La surveillance de la biodiversité présente d’énormes lacunes. La plupart des près d’un milliard d’enregistrements existants liés à la biodiversité non marine ont été collectés dans les pays développés et dans un rayon de 2,5 km des routes, et moins de 7 % de la planète est échantillonnée.
Deux améliorations essentielles sont nécessaires : a) un système mondial de surveillance de la biodiversité capable d’attribuer les changements de la biodiversité à des facteurs spécifiques et d’intégrer les données des secteurs menacés pertinents (par exemple, l’agriculture, le commerce, le climat) ; et b) une capacité de prédiction pour anticiper les tendances futures, afin d’éclairer la prise de décision.
Agir maintenant, et maintenir cette action pour garantir la récupération. Étant donné que les délais entre l’action et les résultats se mesurent souvent en décennies, notamment dans des domaines tels que la restauration des forêts, des récifs coralliens et des pêcheries, il est impératif d’agir maintenant pour éviter une perte irréversible et mettre la biodiversité sur la voie de la reconstitution d’ici le milieu du siècle.
Plus tôt nous agissons, mieux c’est
« Plus tôt nous agissons, mieux c’est. Les délais entre l’action et les résultats positifs pour la biodiversité peuvent prendre des décennies.
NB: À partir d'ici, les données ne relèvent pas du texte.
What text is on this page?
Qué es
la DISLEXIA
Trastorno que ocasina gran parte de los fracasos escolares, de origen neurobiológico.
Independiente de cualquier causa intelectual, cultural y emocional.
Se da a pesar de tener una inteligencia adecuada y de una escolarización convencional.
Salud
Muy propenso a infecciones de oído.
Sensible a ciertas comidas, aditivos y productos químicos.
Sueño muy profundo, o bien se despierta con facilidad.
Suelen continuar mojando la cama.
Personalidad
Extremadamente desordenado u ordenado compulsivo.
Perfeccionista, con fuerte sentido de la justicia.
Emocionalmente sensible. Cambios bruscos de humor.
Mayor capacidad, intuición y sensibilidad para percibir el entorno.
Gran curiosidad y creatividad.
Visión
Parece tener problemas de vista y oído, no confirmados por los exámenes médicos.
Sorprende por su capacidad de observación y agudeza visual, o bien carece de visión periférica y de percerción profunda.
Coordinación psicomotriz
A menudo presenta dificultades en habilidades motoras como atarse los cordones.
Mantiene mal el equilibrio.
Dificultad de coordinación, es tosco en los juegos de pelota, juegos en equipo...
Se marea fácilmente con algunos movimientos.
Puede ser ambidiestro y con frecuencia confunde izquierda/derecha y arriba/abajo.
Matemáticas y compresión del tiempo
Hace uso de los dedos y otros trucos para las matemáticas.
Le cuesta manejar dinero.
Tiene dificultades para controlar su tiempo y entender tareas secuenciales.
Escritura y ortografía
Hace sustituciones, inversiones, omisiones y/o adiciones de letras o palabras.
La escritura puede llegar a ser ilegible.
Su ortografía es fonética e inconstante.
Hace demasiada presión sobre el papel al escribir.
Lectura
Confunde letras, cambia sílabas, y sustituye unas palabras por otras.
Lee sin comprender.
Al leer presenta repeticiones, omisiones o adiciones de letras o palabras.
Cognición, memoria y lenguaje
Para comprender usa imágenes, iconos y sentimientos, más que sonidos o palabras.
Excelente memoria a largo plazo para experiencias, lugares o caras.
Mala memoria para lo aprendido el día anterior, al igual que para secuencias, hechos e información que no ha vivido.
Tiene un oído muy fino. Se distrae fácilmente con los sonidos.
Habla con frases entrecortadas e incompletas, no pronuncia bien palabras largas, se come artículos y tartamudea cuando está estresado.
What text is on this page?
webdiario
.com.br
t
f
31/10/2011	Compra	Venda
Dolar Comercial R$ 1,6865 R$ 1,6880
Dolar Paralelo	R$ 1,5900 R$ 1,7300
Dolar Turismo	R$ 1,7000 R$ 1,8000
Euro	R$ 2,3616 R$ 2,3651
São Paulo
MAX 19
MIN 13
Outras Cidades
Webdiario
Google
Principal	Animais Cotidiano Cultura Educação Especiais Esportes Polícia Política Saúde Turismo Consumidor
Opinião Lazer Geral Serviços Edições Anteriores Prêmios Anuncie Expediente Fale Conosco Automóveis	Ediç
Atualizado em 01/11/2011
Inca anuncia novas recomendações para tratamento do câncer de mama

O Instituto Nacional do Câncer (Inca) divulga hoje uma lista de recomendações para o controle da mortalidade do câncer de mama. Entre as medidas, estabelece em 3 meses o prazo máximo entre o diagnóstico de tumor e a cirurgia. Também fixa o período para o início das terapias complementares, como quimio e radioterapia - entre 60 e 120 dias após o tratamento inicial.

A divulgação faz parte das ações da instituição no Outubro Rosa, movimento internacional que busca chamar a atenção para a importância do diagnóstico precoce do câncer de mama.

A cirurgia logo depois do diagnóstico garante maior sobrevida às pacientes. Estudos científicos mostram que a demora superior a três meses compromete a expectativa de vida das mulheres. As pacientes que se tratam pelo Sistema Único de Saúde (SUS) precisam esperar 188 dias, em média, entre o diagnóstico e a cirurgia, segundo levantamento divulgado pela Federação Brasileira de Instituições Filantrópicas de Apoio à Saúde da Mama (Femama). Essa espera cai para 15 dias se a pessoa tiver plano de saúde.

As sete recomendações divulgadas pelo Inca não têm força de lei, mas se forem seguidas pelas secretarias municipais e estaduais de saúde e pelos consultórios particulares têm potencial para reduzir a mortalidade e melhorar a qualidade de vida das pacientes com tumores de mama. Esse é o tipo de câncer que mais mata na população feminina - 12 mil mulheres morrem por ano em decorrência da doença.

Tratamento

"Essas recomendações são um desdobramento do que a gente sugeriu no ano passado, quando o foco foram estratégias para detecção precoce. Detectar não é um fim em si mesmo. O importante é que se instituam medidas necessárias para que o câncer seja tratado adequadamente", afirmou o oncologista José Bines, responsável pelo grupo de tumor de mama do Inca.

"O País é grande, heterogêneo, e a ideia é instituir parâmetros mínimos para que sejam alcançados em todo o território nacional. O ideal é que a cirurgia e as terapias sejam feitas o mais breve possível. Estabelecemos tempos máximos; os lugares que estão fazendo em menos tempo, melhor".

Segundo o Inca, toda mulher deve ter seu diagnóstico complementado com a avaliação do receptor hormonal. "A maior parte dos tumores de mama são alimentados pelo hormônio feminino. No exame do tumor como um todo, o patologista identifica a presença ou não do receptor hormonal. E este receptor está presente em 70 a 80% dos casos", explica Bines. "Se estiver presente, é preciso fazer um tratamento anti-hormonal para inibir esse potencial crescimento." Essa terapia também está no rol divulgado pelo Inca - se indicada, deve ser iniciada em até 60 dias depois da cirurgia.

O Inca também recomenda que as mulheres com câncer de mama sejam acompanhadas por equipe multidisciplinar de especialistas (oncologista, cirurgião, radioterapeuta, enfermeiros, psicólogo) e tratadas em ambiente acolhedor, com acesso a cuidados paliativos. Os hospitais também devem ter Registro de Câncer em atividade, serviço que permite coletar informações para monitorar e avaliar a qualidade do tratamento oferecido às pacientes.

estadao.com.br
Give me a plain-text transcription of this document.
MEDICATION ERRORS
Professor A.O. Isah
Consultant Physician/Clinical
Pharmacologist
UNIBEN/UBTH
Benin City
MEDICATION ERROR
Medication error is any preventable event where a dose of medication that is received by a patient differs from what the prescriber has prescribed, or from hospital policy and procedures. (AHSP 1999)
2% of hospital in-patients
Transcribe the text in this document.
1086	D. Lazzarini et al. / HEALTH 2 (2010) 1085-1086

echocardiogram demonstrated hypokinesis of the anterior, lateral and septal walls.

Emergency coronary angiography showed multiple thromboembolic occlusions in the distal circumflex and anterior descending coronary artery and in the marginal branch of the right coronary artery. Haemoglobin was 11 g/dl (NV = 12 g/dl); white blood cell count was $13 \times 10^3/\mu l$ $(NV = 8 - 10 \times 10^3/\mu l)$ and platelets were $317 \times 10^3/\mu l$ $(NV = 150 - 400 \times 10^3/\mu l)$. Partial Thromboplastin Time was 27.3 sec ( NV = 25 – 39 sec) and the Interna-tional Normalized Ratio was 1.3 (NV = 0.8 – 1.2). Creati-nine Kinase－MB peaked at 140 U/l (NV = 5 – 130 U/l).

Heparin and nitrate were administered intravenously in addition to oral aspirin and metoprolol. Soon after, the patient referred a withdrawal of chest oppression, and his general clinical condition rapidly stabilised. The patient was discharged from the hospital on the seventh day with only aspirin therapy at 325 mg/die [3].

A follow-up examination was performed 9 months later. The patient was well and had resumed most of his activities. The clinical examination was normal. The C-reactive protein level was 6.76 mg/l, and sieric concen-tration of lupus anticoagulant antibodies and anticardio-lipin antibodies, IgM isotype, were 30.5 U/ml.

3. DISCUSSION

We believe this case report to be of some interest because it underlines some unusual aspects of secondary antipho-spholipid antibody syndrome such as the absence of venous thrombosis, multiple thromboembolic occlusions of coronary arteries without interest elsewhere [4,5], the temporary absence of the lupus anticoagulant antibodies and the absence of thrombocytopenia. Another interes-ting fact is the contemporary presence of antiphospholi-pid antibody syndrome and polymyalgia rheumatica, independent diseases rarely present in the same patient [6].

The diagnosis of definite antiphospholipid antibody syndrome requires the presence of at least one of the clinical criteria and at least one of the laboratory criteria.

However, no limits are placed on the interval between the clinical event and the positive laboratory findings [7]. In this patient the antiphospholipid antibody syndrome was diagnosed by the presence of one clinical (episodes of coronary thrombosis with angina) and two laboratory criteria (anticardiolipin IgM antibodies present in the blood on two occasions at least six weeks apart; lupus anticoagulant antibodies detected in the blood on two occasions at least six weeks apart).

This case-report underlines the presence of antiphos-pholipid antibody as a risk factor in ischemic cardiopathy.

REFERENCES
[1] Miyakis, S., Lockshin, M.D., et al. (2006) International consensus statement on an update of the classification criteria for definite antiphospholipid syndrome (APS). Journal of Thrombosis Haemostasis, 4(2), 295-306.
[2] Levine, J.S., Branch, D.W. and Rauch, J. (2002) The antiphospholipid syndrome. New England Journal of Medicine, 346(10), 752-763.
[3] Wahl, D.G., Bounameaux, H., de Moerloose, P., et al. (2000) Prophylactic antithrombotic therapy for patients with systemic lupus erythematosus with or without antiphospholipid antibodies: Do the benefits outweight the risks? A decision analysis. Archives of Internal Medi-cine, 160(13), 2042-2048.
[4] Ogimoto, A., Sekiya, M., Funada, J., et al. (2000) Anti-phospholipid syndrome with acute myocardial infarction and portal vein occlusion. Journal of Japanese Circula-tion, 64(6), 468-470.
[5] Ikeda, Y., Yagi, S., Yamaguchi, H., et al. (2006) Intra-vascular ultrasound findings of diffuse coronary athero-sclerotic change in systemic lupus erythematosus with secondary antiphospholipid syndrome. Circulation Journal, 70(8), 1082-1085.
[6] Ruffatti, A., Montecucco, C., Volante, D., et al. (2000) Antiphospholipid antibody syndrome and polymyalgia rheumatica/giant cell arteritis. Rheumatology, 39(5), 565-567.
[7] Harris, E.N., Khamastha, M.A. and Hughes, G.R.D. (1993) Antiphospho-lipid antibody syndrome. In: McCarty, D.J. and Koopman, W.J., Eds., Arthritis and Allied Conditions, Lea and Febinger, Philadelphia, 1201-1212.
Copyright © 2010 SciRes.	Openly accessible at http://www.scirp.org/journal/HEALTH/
Nous devons donc agir immédiatement et maintenir nos efforts si nous voulons atteindre les objectifs mondiaux d’ici 2050.
« Le temps nécessaire pour sauvegarder et restaurer la structure, la fonction et la résilience des écosystèmes est particulièrement critique pour les personnes et les communautés dont les moyens de subsistance et le bien-être dépendent directement de ces systèmes et des avantages qu’ils procurent », conclut la coauteure Maria Cecilia Londoño Murcia, de l’Institut Humboldt, en Colombie.
Cet article, adapté d’un communiqué de presse du Réseau d’observation de la biodiversité du Groupe des observations de la Terre (GEO BON), a d’abord été partagé par l‘IIASA.